Interesting evidence was reported about the role of TG2 activity in rheumatoid arthritis (RA). RA is a chronic, autoimmune disease, in which synovial inflammation drives destruction of cartilage and bone by activated blood cells infiltrating joint space (Pratt et al. 2009). Induction of experimental arthritis by type II collagen immunization increases TG2 activity in the areas of cartilage erosion and within inflammed synovial membrane (Lauzier et al. 2012). The arthritic fibroblast-like synoviocytes were shown to release enzymatically active TG2 at the sites of collagen type II degradation. Importantly, TG2 was suggested to be actively involved in development of autoimmunity due to its ability to modify an immunodominant fragment of type II collagen (CII260-270) (Dzhambazov et al. 2009). TG2 crosslinking and/or deamidation of this epitope mediates a T-cell response to the CII260-270 fragment (Dzhambazov et al. 2009). Thus, TGs activity in RA animal models can enhance joint destruction by worsening the severity and histopathological features of the disease.

Conclusions

This review demonstrates that TG2 is an interesting target in inflammatory OA pathogenesis, as there is strong evidence both from human and animal models for the involvement of TG2 in OA progression. The literature suggests that aberrant TG2 upregulation in the arthritic joint might be aggravating OA severity by promoting tissue mineralisation, accelerating chondrocyte hypertrophy and potentially enhancing OA-linked signalling. Likewise, recent findings indicate that FXIIIA might be an important player in inflammatory arthritis, as FXIIIA−/− mice are protected from cartilage and bone destruction, which might be due to reduced osteoclasts fusion and activity (Raghu et al. 2015). Interestingly, treatment of arthritic joints with inhibitor cystamine to block FXIIIA activity significantly ameliorated type II collagen-induced arthritis severity in mice (Raghu et al. 2015). TG2 could also be involved as cystamine displays high specificity towards inhibiting TG2 transamination activity (Siegel and Khosla 2007). Future studies should, therefore, address TG2 functions within inflamed OA joint, taking into account the role of synovial membrane and subchondral bone into consideration despite evidence suggesting TG2 mainly as an appropriate marker of hypertrophic chondrocytes but not upregulated in the remodelled trabecular bone of OA patients (Tarquini et al. 2016). Recent findings demonstrating the role of P2X7 receptor-dependent pore formation in TG2 externalisation (Adamczyk et al. 2015) might be relevant in the context of TG2 secretion from activated synovial macrophages. This would suggest the presence of a link between innate immunity and TG2 externalisation, especially vital as P2X7 receptor activation drives the inflammatory responses in joint diseases (Labasi et al. 2002; Lopez-Castejon et al. 2010).

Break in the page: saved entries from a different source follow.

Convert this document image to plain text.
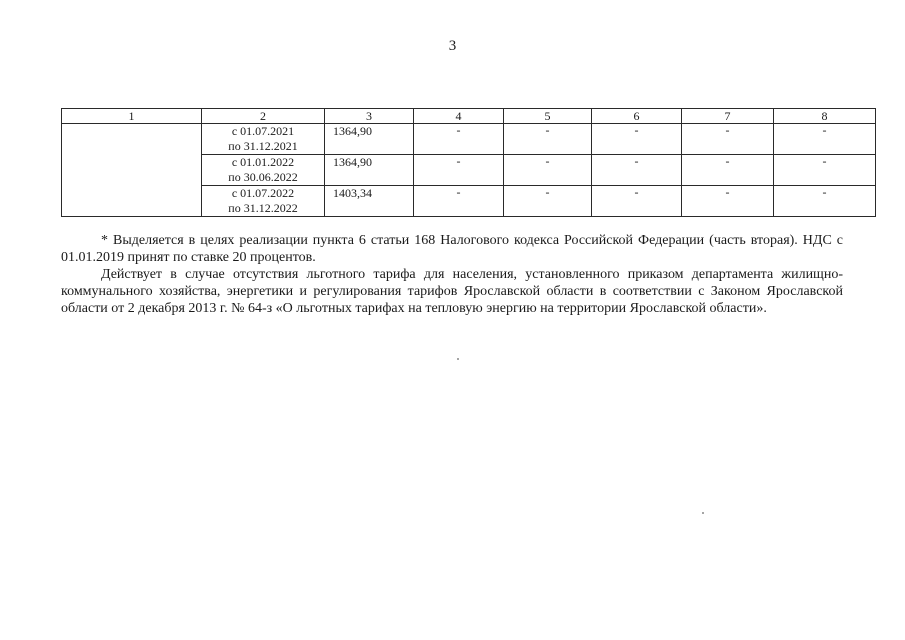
3
1	2	3	4	5	6	7	8

	с 01.07.2021
по 31.12.2021	1364,90	-	-	-	-	-

	с 01.01.2022
по 30.06.2022	1364,90	-	-	-	-	-

	с 01.07.2022
по 31.12.2022	1403,34	-	-	-	-	-

* Выделяется в целях реализации пункта 6 статьи 168 Налогового кодекса Российской Федерации (часть вторая). НДС с 01.01.2019 принят по ставке 20 процентов.

Действует в случае отсутствия льготного тарифа для населения, установленного приказом департамента жилищно-коммунального хозяйства, энергетики и регулирования тарифов Ярославской области в соответствии с Законом Ярославской области от 2 декабря 2013 г. № 64-з «О льготных тарифах на тепловую энергию на территории Ярославской области».
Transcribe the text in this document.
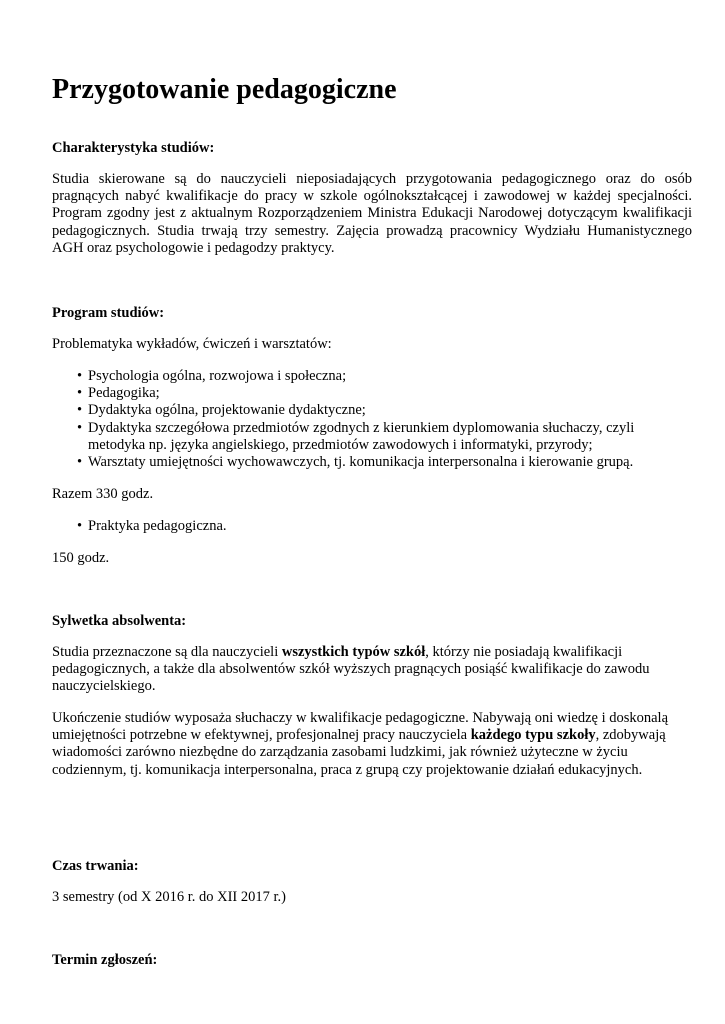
Przygotowanie pedagogiczne

Charakterystyka studiów:

Studia skierowane są do nauczycieli nieposiadających przygotowania pedagogicznego oraz do osób pragnących nabyć kwalifikacje do pracy w szkole ogólnokształcącej i zawodowej w każdej specjalności. Program zgodny jest z aktualnym Rozporządzeniem Ministra Edukacji Narodowej dotyczącym kwalifikacji pedagogicznych. Studia trwają trzy semestry. Zajęcia prowadzą pracownicy Wydziału Humanistycznego AGH oraz psychologowie i pedagodzy praktycy.

Program studiów:

Problematyka wykładów, ćwiczeń i warsztatów:

• Psychologia ogólna, rozwojowa i społeczna;
• Pedagogika;
• Dydaktyka ogólna, projektowanie dydaktyczne;
• Dydaktyka szczegółowa przedmiotów zgodnych z kierunkiem dyplomowania słuchaczy, czyli metodyka np. języka angielskiego, przedmiotów zawodowych i informatyki, przyrody;
• Warsztaty umiejętności wychowawczych, tj. komunikacja interpersonalna i kierowanie grupą.

Razem 330 godz.

• Praktyka pedagogiczna.

150 godz.

Sylwetka absolwenta:

Studia przeznaczone są dla nauczycieli wszystkich typów szkół, którzy nie posiadają kwalifikacji pedagogicznych, a także dla absolwentów szkół wyższych pragnących posiąść kwalifikacje do zawodu nauczycielskiego.

Ukończenie studiów wyposaża słuchaczy w kwalifikacje pedagogiczne. Nabywają oni wiedzę i doskonalą umiejętności potrzebne w efektywnej, profesjonalnej pracy nauczyciela każdego typu szkoły, zdobywają wiadomości zarówno niezbędne do zarządzania zasobami ludzkimi, jak również użyteczne w życiu codziennym, tj. komunikacja interpersonalna, praca z grupą czy projektowanie działań edukacyjnych.

Czas trwania:

3 semestry (od X 2016 r. do XII 2017 r.)

Termin zgłoszeń:
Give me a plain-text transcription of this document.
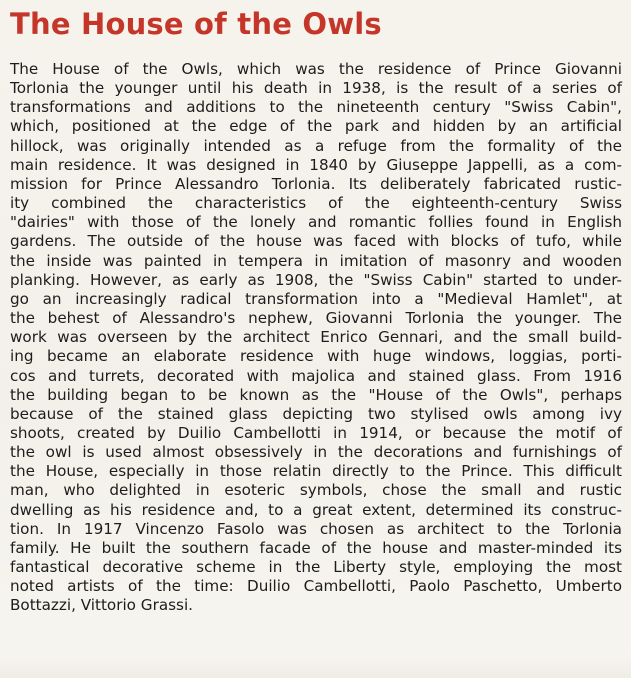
The House of the Owls
The House of the Owls, which was the residence of Prince Giovanni
Torlonia the younger until his death in 1938, is the result of a series of
transformations and additions to the nineteenth century "Swiss Cabin",
which, positioned at the edge of the park and hidden by an artificial
hillock, was originally intended as a refuge from the formality of the
main residence. It was designed in 1840 by Giuseppe Jappelli, as a com-
mission for Prince Alessandro Torlonia. Its deliberately fabricated rustic-
ity combined the characteristics of the eighteenth-century Swiss
"dairies" with those of the lonely and romantic follies found in English
gardens. The outside of the house was faced with blocks of tufo, while
the inside was painted in tempera in imitation of masonry and wooden
planking. However, as early as 1908, the "Swiss Cabin" started to under-
go an increasingly radical transformation into a "Medieval Hamlet", at
the behest of Alessandro's nephew, Giovanni Torlonia the younger. The
work was overseen by the architect Enrico Gennari, and the small build-
ing became an elaborate residence with huge windows, loggias, porti-
cos and turrets, decorated with majolica and stained glass. From 1916
the building began to be known as the "House of the Owls", perhaps
because of the stained glass depicting two stylised owls among ivy
shoots, created by Duilio Cambellotti in 1914, or because the motif of
the owl is used almost obsessively in the decorations and furnishings of
the House, especially in those relatin directly to the Prince. This difficult
man, who delighted in esoteric symbols, chose the small and rustic
dwelling as his residence and, to a great extent, determined its construc-
tion. In 1917 Vincenzo Fasolo was chosen as architect to the Torlonia
family. He built the southern facade of the house and master-minded its
fantastical decorative scheme in the Liberty style, employing the most
noted artists of the time: Duilio Cambellotti, Paolo Paschetto, Umberto
Bottazzi, Vittorio Grassi.
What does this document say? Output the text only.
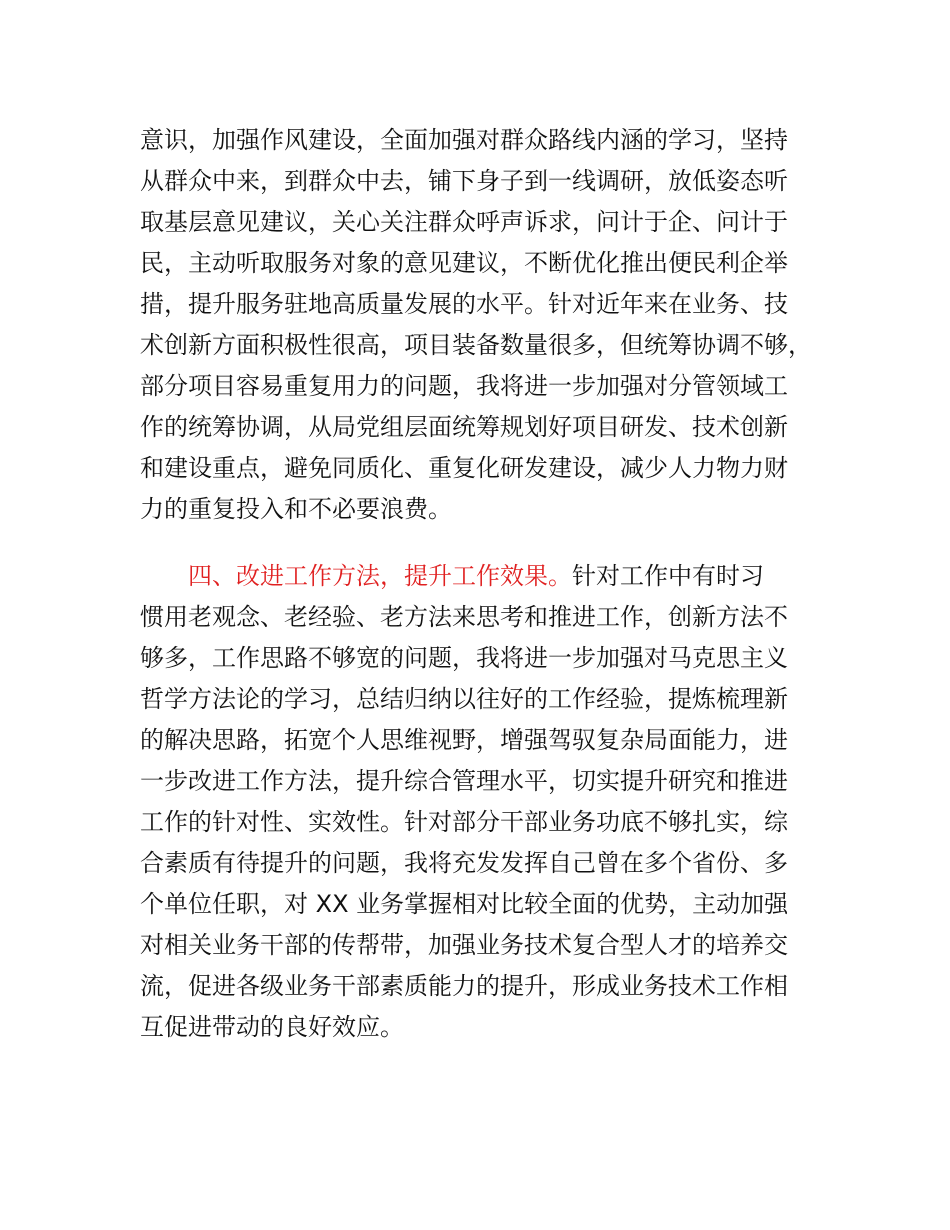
意识，加强作风建设，全面加强对群众路线内涵的学习，坚持
从群众中来，到群众中去，铺下身子到一线调研，放低姿态听
取基层意见建议，关心关注群众呼声诉求，问计于企、问计于
民，主动听取服务对象的意见建议，不断优化推出便民利企举
措，提升服务驻地高质量发展的水平。针对近年来在业务、技
术创新方面积极性很高，项目装备数量很多，但统筹协调不够，
部分项目容易重复用力的问题，我将进一步加强对分管领域工
作的统筹协调，从局党组层面统筹规划好项目研发、技术创新
和建设重点，避免同质化、重复化研发建设，减少人力物力财
力的重复投入和不必要浪费。
四、改进工作方法，提升工作效果。针对工作中有时习
惯用老观念、老经验、老方法来思考和推进工作，创新方法不
够多，工作思路不够宽的问题，我将进一步加强对马克思主义
哲学方法论的学习，总结归纳以往好的工作经验，提炼梳理新
的解决思路，拓宽个人思维视野，增强驾驭复杂局面能力，进
一步改进工作方法，提升综合管理水平，切实提升研究和推进
工作的针对性、实效性。针对部分干部业务功底不够扎实，综
合素质有待提升的问题，我将充发发挥自己曾在多个省份、多
个单位任职，对 XX 业务掌握相对比较全面的优势，主动加强
对相关业务干部的传帮带，加强业务技术复合型人才的培养交
流，促进各级业务干部素质能力的提升，形成业务技术工作相
互促进带动的良好效应。
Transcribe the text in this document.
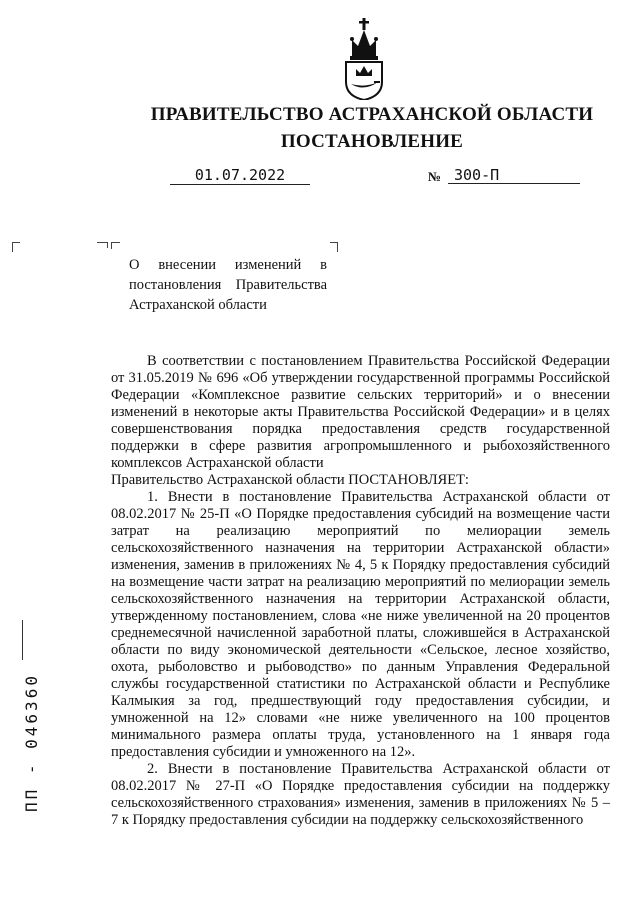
ПРАВИТЕЛЬСТВО АСТРАХАНСКОЙ ОБЛАСТИ
ПОСТАНОВЛЕНИЕ
01.07.2022	№ 300-П
О внесении изменений в постановления Правительства Астраханской области

В соответствии с постановлением Правительства Российской Федерации от 31.05.2019 № 696 «Об утверждении государственной программы Российской Федерации «Комплексное развитие сельских территорий» и о внесении изменений в некоторые акты Правительства Российской Федерации» и в целях совершенствования порядка предоставления средств государственной поддержки в сфере развития агропромышленного и рыбохозяйственного комплексов Астраханской области

Правительство Астраханской области ПОСТАНОВЛЯЕТ:

1. Внести в постановление Правительства Астраханской области от 08.02.2017 № 25-П «О Порядке предоставления субсидий на возмещение части затрат на реализацию мероприятий по мелиорации земель сельскохозяйственного назначения на территории Астраханской области» изменения, заменив в приложениях № 4, 5 к Порядку предоставления субсидий на возмещение части затрат на реализацию мероприятий по мелиорации земель сельскохозяйственного назначения на территории Астраханской области, утвержденному постановлением, слова «не ниже увеличенной на 20 процентов среднемесячной начисленной заработной платы, сложившейся в Астраханской области по виду экономической деятельности «Сельское, лесное хозяйство, охота, рыболовство и рыбоводство» по данным Управления Федеральной службы государственной статистики по Астраханской области и Республике Калмыкия за год, предшествующий году предоставления субсидии, и умноженной на 12» словами «не ниже увеличенного на 100 процентов минимального размера оплаты труда, установленного на 1 января года предоставления субсидии и умноженного на 12».

2. Внести в постановление Правительства Астраханской области от 08.02.2017 № 27-П «О Порядке предоставления субсидии на поддержку сельскохозяйственного страхования» изменения, заменив в приложениях № 5 – 7 к Порядку предоставления субсидии на поддержку сельскохозяйственного

ПП - 046360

Managing and treating musculoskeletal diseases is a big challenge for ageing population, and there are currently no reliable biochemical markers for early patient diagnosis (Mobasheri et al. 2015). Evidence suggests that diagnostic assays based on the detection of proteins or peptides with post-translational modifications may have a higher specificity than assays detecting only changes in protein levels (Doyle and Mamula 2005). TG2 released by chondrocytes in OA could contribute to the elevated levels of γ-glutamyl-ε-lysine crosslinks present in OA tissue. In summary, more research is needed to clarify if specific post-translational modifications are generated by TG2 in certain OA phenotypes that could serve as biological indicators of the disease.